Temu, a popular low-cost online marketplace with ties to China, accused its rival Shein of using “mafia-style” methods to tamp down competition in a lawsuit filed Wednesday, the latest volley in a heated turf war between two of the fastest-growing fashion retailers in the United States.
In the filing, Whaleco, which operates in the United States as Temu, accused Shein of orchestrating a “multifaceted scheme” to slow its growth. It added that Shein had been trying to impede its growth by intimidating merchants and instigating unfounded copyright infringement lawsuits.
“Shein chokes the ultra-fast-fashion suppliers with exclusivity requirements and mafia-style intimidation and detention scare tactics against suppliers who dare to sell to Temu, including false imprisonment” by detaining suppliers’ representatives in its office for hours and “seizure of cellphones during meetings Shein calls on false pretenses,” the lawsuit says. It goes on to claim that Shein then “coerces” suppliers to sign exclusive deals with them.
The suit also asserts that Shein has instigated unfounded copyright infringement lawsuits against Temu, and it describes Shein as having “monopoly power in the U.S. ultrafast fashion market.”
“We believe this lawsuit is without merit and we will vigorously defend ourselves,” a Shein spokeswoman said in an emailed statement.
The suit is the latest challenge for Shein, which in November filed confidentially for an initial public offering in the United States.
In the past few years, Shein has gained a following among teenagers and young adults drawn to its inexpensive and wide-ranging merchandise, like $10 dresses and $3 packs of fake eyelashes. It uses sophisticated technology and production models that allow it to quickly put new items in front of shoppers, keeping them coming back to its website and app.
Last year, it gained a formidable competitor with Temu, which is a subsidiary of PDD Holdings in China that sells electric milk frothers for $2.87 and women’s tank tops for $3.99. Temu made a splash among consumers after running multiple ads during this year’s Super Bowl, one of the most expensive slots for advertisers. On TikTok, shoppers regularly post videos of their purchases under the hashtag #temuhauls.
In the suit, Temu noted that Shein’s reported valuation had fallen and said that Shein was trying to tamp down the competition in response.
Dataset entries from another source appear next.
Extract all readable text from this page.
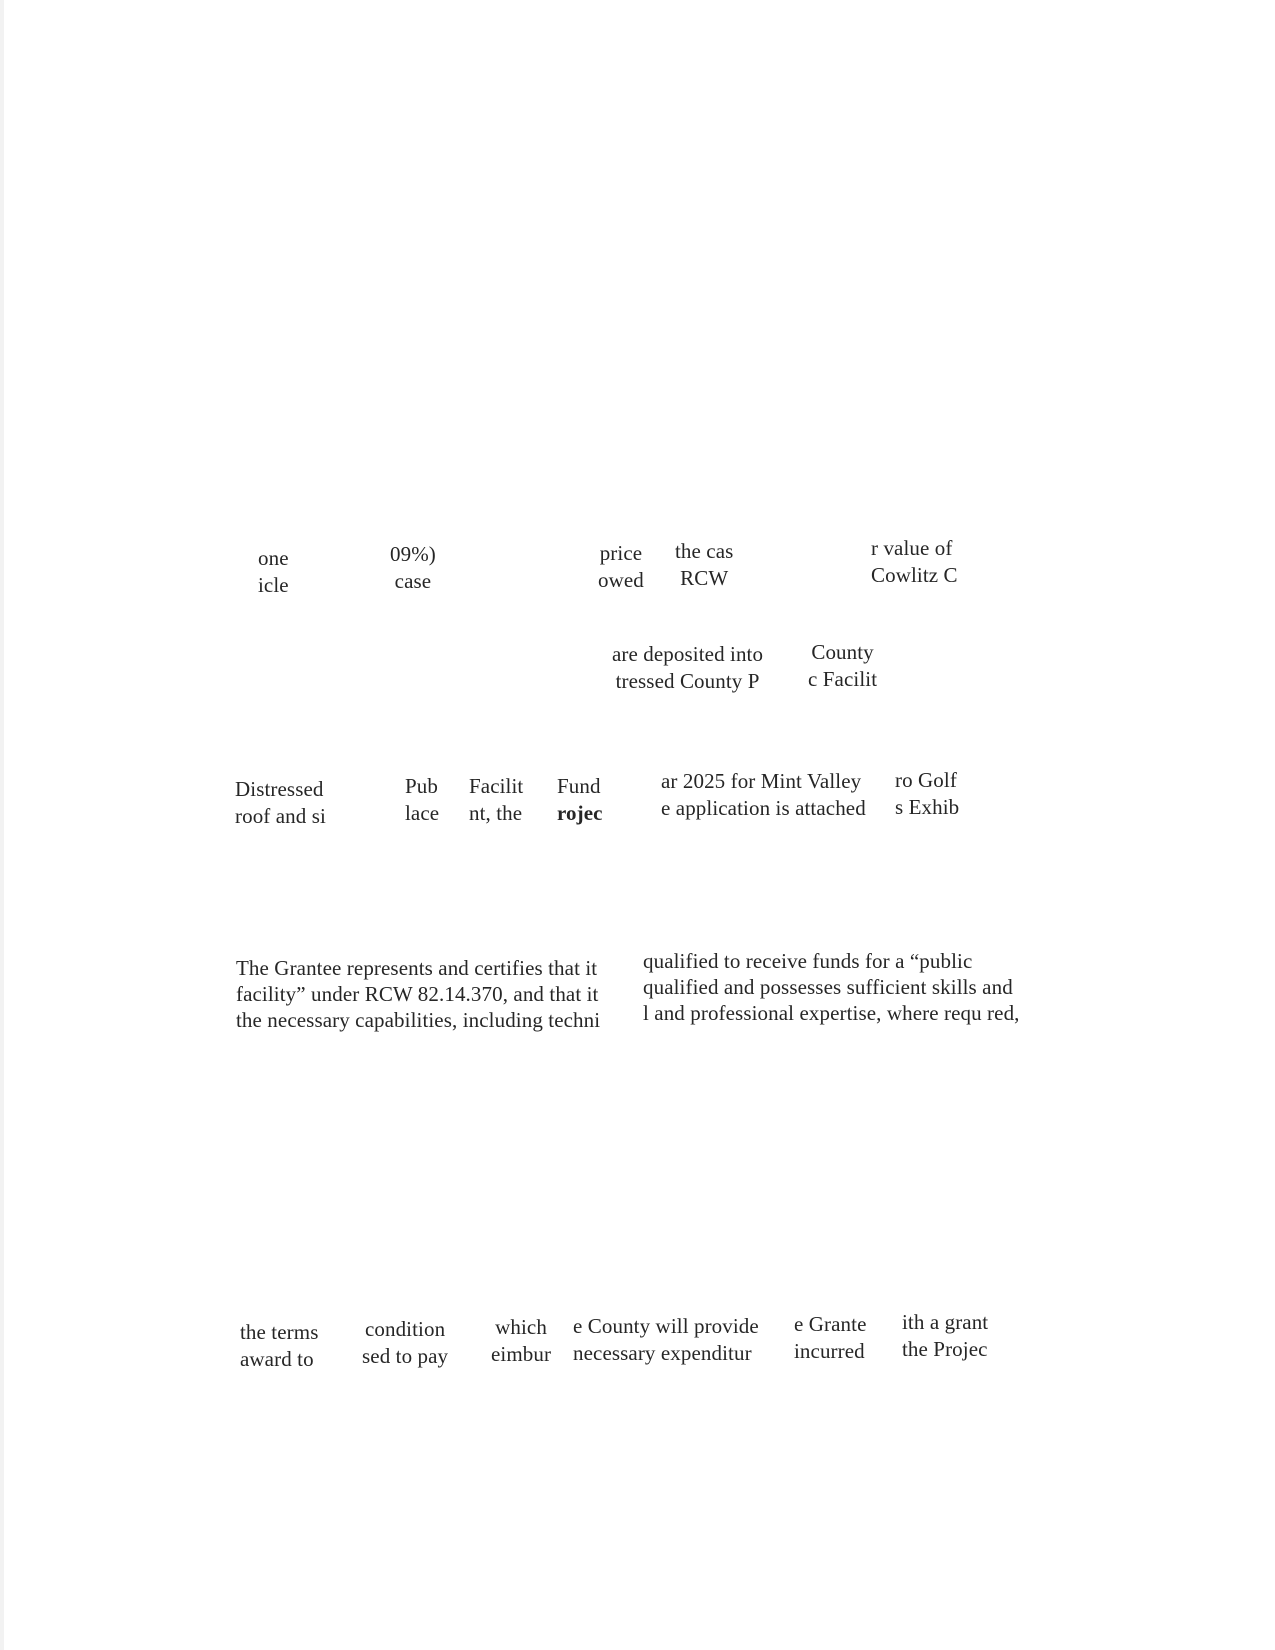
one
icle
09%)
case
price
owed
the cas
RCW
r value of
Cowlitz C
are deposited into
tressed County P
County
c Facilit
Distressed
roof and si
Pub
lace
Facilit
nt, the
Fund
rojec
ar 2025 for Mint Valley
e application is attached
ro Golf
s Exhib
The Grantee represents and certifies that it
facility” under RCW 82.14.370, and that it
the necessary capabilities, including techni
qualified to receive funds for a “public
qualified and possesses sufficient skills and
l and professional expertise, where requ red,
the terms
award to
condition
sed to pay
which
eimbur
e County will provide
necessary expenditur
e Grante
incurred
ith a grant
the Projec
“Shein’s conduct targeted at Temu is part of a larger pattern of behavior by Shein to subvert and abuse the U.S. legal system,” the suit says.
Shein has been facing intense scrutiny from legislators in Washington related to its business practices. It has faced questions from lawmakers about its supply chain since reports linked the company’s cotton to Xinjiang — a region in China where, U.S. officials say, the government has exploited the labor of ethnic Uyghurs.
It has also been accused of stealing independent designers’ intellectual property, and a growing number of lawmakers, lobbyists and other retailers say Shein benefits unfairly from de minimis, a U.S. trade provision that allows companies to avoid paying customs fees when shipping low-cost products to consumers in the United States.
As Temu becomes more prominent, it is starting to face some of the same criticisms. In June, lawmakers accused the platform of providing an unchecked channel that allows goods made with forced labor to flow into the United States. Critics also say its use of de minimis is unfair to American retailers.